Neun Jahre hat Klaus Cäsar Zehrer Material über den vielleicht intelligentesten Menschen aller Zeiten zusammengetragen, den weitgehend unbekannten Amerikaner William James Sidis, der einen IQ von 250 bis 300 gehabt haben soll. In seinem Debütroman Das Genie erzählt er sehr anschaulich, interessant und einfühlsam dessen tragische Lebensgeschichte: das Leben eines Menschen ohne Kindheit, ohne Liebe, ohne echte Freunde, ohne Privatsphäre und vor allem ohne den allerseits erwarteten wissenschaftlichen Erfolg.

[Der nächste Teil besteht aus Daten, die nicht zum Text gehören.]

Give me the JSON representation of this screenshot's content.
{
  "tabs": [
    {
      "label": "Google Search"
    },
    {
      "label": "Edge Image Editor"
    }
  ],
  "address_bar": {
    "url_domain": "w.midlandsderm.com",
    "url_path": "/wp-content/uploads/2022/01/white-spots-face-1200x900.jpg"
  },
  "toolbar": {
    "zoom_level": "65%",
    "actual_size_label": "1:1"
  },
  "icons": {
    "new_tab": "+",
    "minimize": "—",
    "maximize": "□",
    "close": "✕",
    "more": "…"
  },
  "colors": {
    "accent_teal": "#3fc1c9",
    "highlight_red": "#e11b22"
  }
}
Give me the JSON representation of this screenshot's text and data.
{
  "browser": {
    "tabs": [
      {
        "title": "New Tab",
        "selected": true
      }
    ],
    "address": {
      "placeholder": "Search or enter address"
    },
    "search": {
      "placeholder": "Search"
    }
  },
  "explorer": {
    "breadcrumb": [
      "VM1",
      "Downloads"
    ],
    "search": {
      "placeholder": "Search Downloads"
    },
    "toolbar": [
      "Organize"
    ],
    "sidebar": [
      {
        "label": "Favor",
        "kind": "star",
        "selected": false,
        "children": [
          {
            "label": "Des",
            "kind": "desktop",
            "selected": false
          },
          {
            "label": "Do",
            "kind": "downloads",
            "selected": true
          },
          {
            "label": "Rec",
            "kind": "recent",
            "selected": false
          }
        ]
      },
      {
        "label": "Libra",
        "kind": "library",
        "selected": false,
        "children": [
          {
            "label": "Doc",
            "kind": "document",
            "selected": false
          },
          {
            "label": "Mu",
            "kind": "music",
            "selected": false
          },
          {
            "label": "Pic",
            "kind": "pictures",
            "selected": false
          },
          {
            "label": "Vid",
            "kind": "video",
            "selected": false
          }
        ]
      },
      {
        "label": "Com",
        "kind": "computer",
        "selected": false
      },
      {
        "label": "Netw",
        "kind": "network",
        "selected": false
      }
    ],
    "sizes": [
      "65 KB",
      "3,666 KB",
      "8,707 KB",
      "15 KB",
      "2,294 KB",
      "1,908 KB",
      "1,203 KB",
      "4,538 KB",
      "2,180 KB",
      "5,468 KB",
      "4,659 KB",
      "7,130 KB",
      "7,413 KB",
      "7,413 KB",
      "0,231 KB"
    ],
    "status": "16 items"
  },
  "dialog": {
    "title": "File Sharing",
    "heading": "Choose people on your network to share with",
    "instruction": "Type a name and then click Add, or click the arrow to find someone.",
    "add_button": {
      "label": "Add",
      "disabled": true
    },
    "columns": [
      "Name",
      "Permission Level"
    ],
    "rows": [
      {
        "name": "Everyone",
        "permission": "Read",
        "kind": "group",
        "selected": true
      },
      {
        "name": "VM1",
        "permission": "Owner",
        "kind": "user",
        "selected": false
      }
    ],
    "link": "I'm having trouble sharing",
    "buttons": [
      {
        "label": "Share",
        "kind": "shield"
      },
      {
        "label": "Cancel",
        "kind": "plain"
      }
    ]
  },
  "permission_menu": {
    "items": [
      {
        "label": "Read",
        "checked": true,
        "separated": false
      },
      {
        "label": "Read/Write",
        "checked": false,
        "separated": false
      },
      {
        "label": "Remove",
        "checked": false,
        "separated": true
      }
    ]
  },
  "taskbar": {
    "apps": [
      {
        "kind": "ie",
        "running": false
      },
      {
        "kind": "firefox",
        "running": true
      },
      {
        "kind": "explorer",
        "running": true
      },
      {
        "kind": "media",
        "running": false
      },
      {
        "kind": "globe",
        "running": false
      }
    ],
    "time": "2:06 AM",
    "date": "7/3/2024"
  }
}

William James Sidis wurde 1898 in New York geboren als Sohn eines eingewanderten ukrainischen Juden. Dieser Boris Sidis war nicht nur hochintelligent und ein polyglottes Universalgenie, er strahlte auch eine unwiderstehliche Kraft aus, war ein begnadeter Lehrer, der seiner Frau einen Doktor der Medizin ermöglichte, ohne dass sie jemals eine Schule besucht hatte, und verfügte über ein ausgeprägtes Sendungsbewusstsein. Die Ausrottung der Dummheit, des Duckmäusertums und des Krieges waren die vorrangigen Ziele dieses einst mittellosen Immigranten, der es zu einem Rekord an Harvard-Bildungsabschlüssen bracht und – bis zum Auftreten des von ihm angefeindeten Sigmund Freuds – einer der führenden Professoren für Psychologie und Psychotherapie war.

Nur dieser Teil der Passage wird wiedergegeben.